"Let f(x,y)=2(x^2)y-(y^3)+x-4.
a) Find the local linearization of f at (3,1)
b) Compute the directional derivative of f at (3,1) in the direction towards the point (-2,3). At (3,1), is the function f increasing or decreasing in the direction towards the point (-2,3)? Give a reason for your answer.
c) What direction, given as a unit vector, gives the maximum instantaneous rate of change in the function at (3,1)? In what direction, given as a unit vector, is the instantaneous rate of change at (3,1) equal to 0?"
Thanks for your help!
a) To find the local linearization of f at (3,1), we need to use the first-order Taylor expansion. The local linearization is given by:
L(x, y) = f(a, b) + ∇f(a, b) · (x - a, y - b)
where (a, b) is the point of interest, ∇f is the gradient of f, and · denotes the dot product.
In this case, (a, b) = (3, 1). Let's find ∇f:
∂f/∂x = 4xy + 1
∂f/∂y = 2x^2 - 3y^2
Hence, ∇f = (4xy + 1, 2x^2 - 3y^2). Evaluating ∇f at (3, 1):
∇f(3, 1) = (4(3)(1) + 1, 2(3)^2 - 3(1)^2) = (13, 15)
Now we can write the local linearization:
L(x, y) = f(3, 1) + (13, 15) · (x - 3, y - 1)
Substituting in the given values, we have:
L(x, y) = (2(3^2)(1) - (1^3) + 3 - 4) + (13, 15) · (x - 3, y - 1)
Simplifying further:
L(x, y) = 6 - 1 + 3 - 4 + (13x - 39, 15y - 15) = (13x - 37, 15y - 13)
Therefore, the local linearization of f at (3,1) is L(x, y) = 13x - 37 + 15y - 13.
b) The directional derivative of f at (3, 1) in the direction towards the point (-2, 3) can be computed using the gradient of f. The directional derivative is given by the dot product of the gradient and the unit vector in the direction of (-2, 3).
First, let's find the unit vector in the direction towards (-2, 3):
u = (-2, 3) / ||(-2, 3)|| = (-2, 3) / √((-2)^2 + 3^2) = (-2/√13, 3/√13)
The gradient of f at (3, 1) is ∇f(3, 1) = (13, 15), which we found in part (a).
The directional derivative is then given by:
D_uf(3, 1) = ∇f(3, 1) · u = (13, 15) · (-2/√13, 3/√13)
Evaluating this dot product:
D_uf(3, 1) = 13(-2/√13) + 15(3/√13) = 4/√13 = (4√13)/13
The fact that the directional derivative is positive indicates that the function f is increasing in the direction towards the point (-2, 3) at (3, 1).
c) To find the direction that gives the maximum instantaneous rate of change in the function at (3, 1), we need to find the direction of the gradient vector ∇f(3, 1).

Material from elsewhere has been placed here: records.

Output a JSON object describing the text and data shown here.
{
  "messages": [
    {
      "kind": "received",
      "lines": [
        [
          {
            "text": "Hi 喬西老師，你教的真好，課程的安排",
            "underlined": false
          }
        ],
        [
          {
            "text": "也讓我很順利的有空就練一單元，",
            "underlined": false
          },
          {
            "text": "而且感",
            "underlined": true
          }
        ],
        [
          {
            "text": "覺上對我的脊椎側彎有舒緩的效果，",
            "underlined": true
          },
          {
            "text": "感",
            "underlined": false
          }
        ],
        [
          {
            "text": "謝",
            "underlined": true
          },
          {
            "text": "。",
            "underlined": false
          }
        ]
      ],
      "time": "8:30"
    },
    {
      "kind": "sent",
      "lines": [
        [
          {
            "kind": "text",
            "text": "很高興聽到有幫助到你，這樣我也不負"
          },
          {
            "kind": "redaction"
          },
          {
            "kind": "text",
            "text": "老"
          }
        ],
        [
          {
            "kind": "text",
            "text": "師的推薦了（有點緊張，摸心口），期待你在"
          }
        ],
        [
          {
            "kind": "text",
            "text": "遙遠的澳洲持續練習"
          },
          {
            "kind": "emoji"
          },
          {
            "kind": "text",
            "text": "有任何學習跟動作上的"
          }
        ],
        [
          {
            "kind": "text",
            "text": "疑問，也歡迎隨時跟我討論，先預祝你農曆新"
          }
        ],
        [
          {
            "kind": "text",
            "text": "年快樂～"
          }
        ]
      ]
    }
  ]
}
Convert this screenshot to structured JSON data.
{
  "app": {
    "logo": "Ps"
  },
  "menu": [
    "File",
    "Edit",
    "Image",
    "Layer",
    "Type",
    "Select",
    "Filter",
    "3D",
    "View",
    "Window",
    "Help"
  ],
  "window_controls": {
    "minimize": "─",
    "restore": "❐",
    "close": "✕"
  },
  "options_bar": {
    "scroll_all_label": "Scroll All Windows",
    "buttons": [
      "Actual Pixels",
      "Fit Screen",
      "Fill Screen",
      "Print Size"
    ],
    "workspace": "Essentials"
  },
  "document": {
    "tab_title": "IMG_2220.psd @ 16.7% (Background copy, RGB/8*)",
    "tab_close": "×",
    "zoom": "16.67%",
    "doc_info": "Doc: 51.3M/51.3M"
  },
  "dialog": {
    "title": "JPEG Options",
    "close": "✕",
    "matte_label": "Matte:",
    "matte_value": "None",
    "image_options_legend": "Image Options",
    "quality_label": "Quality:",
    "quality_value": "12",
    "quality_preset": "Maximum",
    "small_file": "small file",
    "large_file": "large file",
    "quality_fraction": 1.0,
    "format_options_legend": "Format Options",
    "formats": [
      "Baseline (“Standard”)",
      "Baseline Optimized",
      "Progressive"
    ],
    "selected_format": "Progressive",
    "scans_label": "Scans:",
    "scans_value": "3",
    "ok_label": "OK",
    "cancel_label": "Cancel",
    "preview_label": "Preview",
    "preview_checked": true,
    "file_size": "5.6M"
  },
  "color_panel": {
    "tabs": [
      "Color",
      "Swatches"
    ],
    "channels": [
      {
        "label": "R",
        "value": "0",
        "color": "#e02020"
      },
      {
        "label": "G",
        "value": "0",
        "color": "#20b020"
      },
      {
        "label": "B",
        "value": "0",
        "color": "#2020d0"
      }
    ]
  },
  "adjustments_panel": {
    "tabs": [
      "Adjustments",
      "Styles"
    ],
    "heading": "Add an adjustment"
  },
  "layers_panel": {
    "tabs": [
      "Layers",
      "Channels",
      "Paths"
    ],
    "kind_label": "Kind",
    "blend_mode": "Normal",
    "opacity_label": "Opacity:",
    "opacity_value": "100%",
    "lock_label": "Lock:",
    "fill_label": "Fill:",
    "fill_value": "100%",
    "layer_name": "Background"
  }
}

From part (a), we found that ∇f(3, 1) = (13, 15). To find the unit vector in this direction, we divide it by its magnitude:
||∇f(3, 1)|| = √(13^2 + 15^2) = √(169 + 225) = √394
The unit vector in the direction of ∇f(3, 1) is:
v = ∇f(3, 1) / ||∇f(3, 1)|| = (13/√394, 15/√394)
Therefore, the direction that gives the maximum instantaneous rate of change in the function at (3, 1) is the unit vector v = (13/√394, 15/√394).
To find the direction in which the instantaneous rate of change at (3, 1) is equal to 0, we are looking for the direction perpendicular to the gradient vector ∇f(3, 1).
The direction perpendicular to ∇f(3, 1) can be found by taking the negative reciprocal of the gradient vector's components and then normalizing:
w = (-15/√394, 13/√394)
Thus, the unit vector w = (-15/√394, 13/√394) gives the direction in which the instantaneous rate of change at (3, 1) is equal to 0.